The Paul Sellers “poor man’s router plane” is a chisel driven through a block of wood. But a router plane works well, as does a shoulder plane.

-- ian | "You can't stop what's coming. It ain't all waiting on you. That's vanity."

View bbasiaga's profile

bbasiaga

759 posts in 1463 days


#8 posted 02-02-2016 12:53 AM

Good feedback so far. I will have to look in to router planes.

To answer the question, the end of the dado will not be seen in this application. It will be behind a face frame. I will have a rabbet on the ends of that face frame with a panel setting in it that will be seen.

Brian

-- Part of engineering is to know when to put your calculator down and pick up your tools.

View hotbyte's profile

hotbyte

844 posts in 2443 days


#9 posted 02-02-2016 01:00 AM

One of these? Exact width do jig

Also like idea of router plane.

View TheFridge's profile

TheFridge

5765 posts in 954 days


#10 posted 02-02-2016 01:01 AM

Router planes are ridiculously useful tools.

-- Shooting down the walls of heartache. Bang bang. I am. The warrior.

View gfadvm's profile

gfadvm

14940 posts in 2158 days


#11 posted 02-02-2016 01:08 AM

Dados cut with my Freud Box Cutter Set require no clean up at all.

-- " I'll try to be nicer, if you'll try to be smarter" gfadvm

View jmartel's profile

jmartel

6579 posts in 1618 days


#12 posted 02-02-2016 01:10 AM

I’ve got the veritas router plane, and it is fantastic.
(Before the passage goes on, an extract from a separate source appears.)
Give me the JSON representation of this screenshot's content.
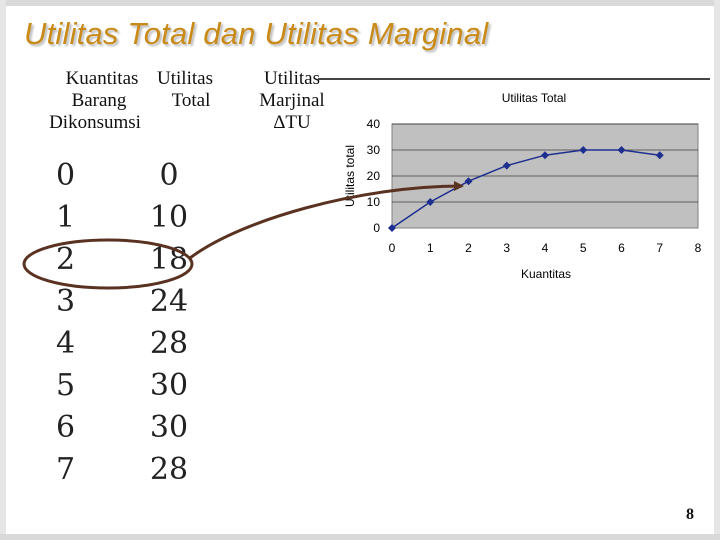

Also by far the best way I’ve tried so far to cut out mortises for hinges. I’m not as good with just a chisel for getting a flat bottom.

http://www.leevalley.com/US/Wood/page.aspx?p=52609&cat=1,41182,48945&ap=1

-- The quality of one's woodworking is directly related to the amount of flannel worn.

View knotscott's profile

knotscott

7225 posts in 2843 days


#13 posted 02-02-2016 01:30 AM

If you get one of the top dado sets, you really shouldn’t have enough cleanup to really worry about. The best sets generally leave really smooth bottoms, but will have very slight bat ears on each edge left by the beveled teeth of the outside cutters…they’re often barely noticeable, and many people don’t even know they’re there. My guess is it won’t be an issue if you go with a set like the Infinity Dadonator, Forrest Dado King, Ridge Carbide Dado Master, Freud SD508….those sets will run $200+. The DeWalt/Delta 7670 set isn’t quite to that level, but is better than the other $100 sets I know of, and may also be just fine without additional cleanup…that one runs in the $120 range.

Here’s a look at a bad cut from a cheapie set like HF set:

Here are examples from a better set like the Oshlun or Freud 208 (< $100):

Here’s a cut from the DW7670 set (I don’t have an example from an Infinity, Freud 508, Forrest, or Ridge Carbide, but IME their cuts are even better.)

-- Happiness is like wetting your pants...everyone can see it, but only you can feel the warmth....

View bbasiaga's profile

bbasiaga

759 posts in 1463 days


#14 posted 02-02-2016 03:51 AM

Wow, those are great pics. That Dewalt set seems like a pretty good middleground. I started reading up on outer planes. Except for the end grain (is it the cheek or the shoulder) of tenons, it seems like it could do anything I was expecting to do with the shoulder plane, and a whole lot more. Still need to do some digging though. The Veritas and the Lie Nielsen both seem nice.

So did someone say you can’t or shouldn’t cut dados in to plywood with a dado blade?

-Brian

-- Part of engineering is to know when to put your calculator down and pick up your tools.

View MadMark's profile

MadMark

978 posts in 921 days


#15 posted 02-02-2016 03:58 AM

Plywood chips no matter what you cut it with. Tape the edges of the cut before final cut to minimize the tearout. Test on scrap 1st.